Where to start with ESG roadshows
Brian Matt, director of research and analysis at IHS Markit, spoke to IR Magazine about ESG roadshows, among other topics, during a video interview at the ESG Integration Forum – Europe 2019, hosted by IR Magazine and online sister publication Corporate Secretary.
According to IR Magazine research, 16 percent of European companies were involved in an ESG roadshow last year, compared with just 2 percent in North America and 4 percent in Asia.
‘[In the US] you do occasionally see some folks involved more in the stewardship discussions, supporting the voting decision, getting out to see some of the larger passive investors,’ said Matt. ‘Really, dedicated ESG roadshows for the investment decision exist primarily in Europe. You see that as fairly common in London, in Paris.’
When planning an ESG roadshow, you should start with the existing relationships you have with portfolio managers and buy-side analysts, said Matt. ‘They’ll [often] arrange for the right people to be in the room from an E, S or G perspective, whether it’s a stewardship team that’s involved in the voting side, or someone [who works with] ESG data coming in,’ he said.
‘Working closely with those primary fundamental analysts is usually the way to start, but sometimes you want to reach outside of that. Sometimes there are thematic investors that run their own portfolios, separate from what fundamental investors look at. Sometimes reaching out to them separately and inviting them into the room makes sense, too.’

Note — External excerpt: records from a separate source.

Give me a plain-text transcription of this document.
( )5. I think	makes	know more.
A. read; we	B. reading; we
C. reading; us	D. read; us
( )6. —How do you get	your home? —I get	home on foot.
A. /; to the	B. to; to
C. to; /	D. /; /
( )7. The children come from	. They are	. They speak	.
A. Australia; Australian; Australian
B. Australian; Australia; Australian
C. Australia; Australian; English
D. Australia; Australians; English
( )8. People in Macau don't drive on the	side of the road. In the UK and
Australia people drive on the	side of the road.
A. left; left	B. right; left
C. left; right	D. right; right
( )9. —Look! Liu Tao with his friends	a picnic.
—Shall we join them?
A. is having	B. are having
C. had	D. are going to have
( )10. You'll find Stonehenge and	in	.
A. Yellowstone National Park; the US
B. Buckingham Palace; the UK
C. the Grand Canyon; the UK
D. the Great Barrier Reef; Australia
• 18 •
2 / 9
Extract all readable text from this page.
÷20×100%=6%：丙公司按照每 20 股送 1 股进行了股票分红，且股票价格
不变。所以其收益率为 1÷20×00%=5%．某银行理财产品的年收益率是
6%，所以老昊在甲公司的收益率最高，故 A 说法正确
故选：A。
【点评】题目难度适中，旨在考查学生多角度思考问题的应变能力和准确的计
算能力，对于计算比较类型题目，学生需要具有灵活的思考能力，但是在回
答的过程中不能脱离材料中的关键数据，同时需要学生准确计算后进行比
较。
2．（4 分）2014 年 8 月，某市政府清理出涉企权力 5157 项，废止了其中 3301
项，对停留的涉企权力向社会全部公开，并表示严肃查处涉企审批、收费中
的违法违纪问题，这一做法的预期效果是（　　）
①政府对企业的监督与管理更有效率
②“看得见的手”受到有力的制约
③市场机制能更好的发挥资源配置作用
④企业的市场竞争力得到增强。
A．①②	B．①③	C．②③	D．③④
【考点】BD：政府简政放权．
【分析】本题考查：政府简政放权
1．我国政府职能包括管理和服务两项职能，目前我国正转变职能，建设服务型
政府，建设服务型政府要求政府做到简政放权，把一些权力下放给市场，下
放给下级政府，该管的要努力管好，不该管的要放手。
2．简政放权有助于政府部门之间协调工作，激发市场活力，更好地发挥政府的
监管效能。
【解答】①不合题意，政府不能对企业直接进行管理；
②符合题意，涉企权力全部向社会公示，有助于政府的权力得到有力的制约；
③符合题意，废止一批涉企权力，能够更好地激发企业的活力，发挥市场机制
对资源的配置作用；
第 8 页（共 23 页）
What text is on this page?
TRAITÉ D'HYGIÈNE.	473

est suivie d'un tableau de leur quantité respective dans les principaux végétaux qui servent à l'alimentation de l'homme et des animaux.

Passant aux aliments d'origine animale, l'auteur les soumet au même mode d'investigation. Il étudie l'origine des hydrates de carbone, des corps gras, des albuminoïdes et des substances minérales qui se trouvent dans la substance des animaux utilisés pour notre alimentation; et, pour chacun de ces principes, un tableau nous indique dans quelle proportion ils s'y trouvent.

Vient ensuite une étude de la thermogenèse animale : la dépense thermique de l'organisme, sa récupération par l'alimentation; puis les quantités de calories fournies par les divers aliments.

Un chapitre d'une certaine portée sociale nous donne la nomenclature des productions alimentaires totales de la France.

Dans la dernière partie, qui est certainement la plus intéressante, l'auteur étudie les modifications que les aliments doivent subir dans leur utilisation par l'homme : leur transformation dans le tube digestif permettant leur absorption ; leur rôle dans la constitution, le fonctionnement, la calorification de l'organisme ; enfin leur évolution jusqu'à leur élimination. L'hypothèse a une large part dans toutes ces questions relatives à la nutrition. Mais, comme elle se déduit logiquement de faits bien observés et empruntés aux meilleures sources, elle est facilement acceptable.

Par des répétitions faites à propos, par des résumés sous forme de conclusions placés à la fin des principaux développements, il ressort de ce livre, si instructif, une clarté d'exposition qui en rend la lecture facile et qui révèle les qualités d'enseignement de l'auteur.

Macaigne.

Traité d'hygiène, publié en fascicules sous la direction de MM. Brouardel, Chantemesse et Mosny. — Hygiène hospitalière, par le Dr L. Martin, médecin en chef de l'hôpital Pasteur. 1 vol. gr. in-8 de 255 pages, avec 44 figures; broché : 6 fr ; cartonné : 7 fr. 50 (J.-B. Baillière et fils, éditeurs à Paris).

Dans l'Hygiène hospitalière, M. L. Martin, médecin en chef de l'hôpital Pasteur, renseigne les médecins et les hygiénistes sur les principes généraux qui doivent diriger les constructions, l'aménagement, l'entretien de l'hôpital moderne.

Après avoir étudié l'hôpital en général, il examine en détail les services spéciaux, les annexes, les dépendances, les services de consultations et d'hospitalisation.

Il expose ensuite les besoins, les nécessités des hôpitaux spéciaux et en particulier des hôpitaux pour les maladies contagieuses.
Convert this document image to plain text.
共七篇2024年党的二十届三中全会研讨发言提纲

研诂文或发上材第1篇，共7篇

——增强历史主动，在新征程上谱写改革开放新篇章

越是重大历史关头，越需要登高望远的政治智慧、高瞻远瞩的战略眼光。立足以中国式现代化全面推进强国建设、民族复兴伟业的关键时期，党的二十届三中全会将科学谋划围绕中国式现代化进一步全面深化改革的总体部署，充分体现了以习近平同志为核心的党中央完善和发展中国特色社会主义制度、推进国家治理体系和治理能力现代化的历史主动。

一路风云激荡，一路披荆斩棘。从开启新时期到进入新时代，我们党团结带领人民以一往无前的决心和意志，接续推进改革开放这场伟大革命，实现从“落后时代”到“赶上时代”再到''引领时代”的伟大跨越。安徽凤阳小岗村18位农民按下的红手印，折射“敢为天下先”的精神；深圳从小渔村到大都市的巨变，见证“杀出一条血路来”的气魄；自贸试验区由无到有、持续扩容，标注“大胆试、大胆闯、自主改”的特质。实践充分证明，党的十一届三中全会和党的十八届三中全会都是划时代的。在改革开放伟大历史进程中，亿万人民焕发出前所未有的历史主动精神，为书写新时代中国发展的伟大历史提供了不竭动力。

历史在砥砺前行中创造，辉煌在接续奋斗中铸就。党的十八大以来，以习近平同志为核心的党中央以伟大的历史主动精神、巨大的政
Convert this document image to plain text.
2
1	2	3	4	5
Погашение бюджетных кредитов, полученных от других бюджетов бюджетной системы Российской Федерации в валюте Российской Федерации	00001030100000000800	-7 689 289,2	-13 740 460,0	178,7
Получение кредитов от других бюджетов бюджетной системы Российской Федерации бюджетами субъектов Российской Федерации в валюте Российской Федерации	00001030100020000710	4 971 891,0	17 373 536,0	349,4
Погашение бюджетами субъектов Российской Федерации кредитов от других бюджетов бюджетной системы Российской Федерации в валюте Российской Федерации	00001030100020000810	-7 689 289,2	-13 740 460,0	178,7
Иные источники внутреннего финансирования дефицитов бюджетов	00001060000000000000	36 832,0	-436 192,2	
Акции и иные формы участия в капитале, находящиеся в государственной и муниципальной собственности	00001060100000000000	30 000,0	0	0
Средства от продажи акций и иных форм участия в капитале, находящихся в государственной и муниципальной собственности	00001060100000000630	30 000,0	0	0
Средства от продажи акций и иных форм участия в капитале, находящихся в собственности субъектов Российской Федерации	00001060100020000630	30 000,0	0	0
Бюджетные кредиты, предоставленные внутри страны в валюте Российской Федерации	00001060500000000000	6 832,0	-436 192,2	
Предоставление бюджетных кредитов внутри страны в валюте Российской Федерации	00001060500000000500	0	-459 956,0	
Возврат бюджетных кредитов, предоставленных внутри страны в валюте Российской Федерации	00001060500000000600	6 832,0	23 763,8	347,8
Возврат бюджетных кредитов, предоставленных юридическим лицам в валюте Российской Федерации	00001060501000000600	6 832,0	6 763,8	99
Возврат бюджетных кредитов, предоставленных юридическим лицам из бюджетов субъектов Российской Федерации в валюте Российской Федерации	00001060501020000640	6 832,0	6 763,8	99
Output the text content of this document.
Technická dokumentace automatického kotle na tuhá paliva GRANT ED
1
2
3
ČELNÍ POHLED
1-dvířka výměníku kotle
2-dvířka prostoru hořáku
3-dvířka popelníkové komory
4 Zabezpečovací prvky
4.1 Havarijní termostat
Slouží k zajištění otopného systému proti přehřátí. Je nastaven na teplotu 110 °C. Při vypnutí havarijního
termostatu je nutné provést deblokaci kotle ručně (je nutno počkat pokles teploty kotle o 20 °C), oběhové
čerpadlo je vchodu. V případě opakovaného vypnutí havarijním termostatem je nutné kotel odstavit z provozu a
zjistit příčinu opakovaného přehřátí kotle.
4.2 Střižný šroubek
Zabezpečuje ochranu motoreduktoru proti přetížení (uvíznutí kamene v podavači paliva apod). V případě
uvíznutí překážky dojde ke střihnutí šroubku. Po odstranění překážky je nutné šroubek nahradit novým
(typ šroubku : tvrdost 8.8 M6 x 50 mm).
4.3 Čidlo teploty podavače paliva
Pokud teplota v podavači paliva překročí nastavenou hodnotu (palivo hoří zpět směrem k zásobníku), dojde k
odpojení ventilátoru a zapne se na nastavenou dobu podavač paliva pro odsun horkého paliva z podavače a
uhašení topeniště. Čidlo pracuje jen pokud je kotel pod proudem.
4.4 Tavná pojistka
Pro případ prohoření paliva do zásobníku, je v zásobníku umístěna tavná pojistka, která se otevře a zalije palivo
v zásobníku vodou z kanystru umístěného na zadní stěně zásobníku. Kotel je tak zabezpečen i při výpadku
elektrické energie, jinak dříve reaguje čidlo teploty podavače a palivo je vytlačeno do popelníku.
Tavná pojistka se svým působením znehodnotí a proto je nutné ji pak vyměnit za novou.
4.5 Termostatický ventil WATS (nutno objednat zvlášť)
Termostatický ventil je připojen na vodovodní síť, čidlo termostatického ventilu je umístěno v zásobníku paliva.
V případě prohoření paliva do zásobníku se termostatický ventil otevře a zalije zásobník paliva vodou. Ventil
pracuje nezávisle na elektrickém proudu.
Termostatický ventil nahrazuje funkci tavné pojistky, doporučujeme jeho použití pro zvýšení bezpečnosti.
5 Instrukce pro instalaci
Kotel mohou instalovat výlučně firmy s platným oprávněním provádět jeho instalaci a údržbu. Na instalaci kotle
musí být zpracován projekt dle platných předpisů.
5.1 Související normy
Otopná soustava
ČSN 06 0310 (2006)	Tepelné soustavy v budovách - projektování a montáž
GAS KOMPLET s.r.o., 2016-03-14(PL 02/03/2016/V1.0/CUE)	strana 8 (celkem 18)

During the interview, Matt also discussed what role IR should play in ESG communications. ‘There are going to be companies where environmental or social functions are part of the bottom line, part of the business model,’ he said. ‘So sometimes you see a company that’s in the renewable energy business [that] has that entire function existing within an operational department.’
No matter how the company is set up, however, IR should have the final responsibility for deciding what’s public and non-public information. ‘IR does that better than anyone else in the company, so I believe it should own that where possible,’ Matt said.
IR teams can also bring market intelligence into the company about which ESG-related issues are most important to investors, he continued. The IR department can act as the ‘filter’ for that information and distill it down into ‘what the shareholder thinks we should possibly be adding to disclosure, or maybe things we should be changing in terms of our operations.’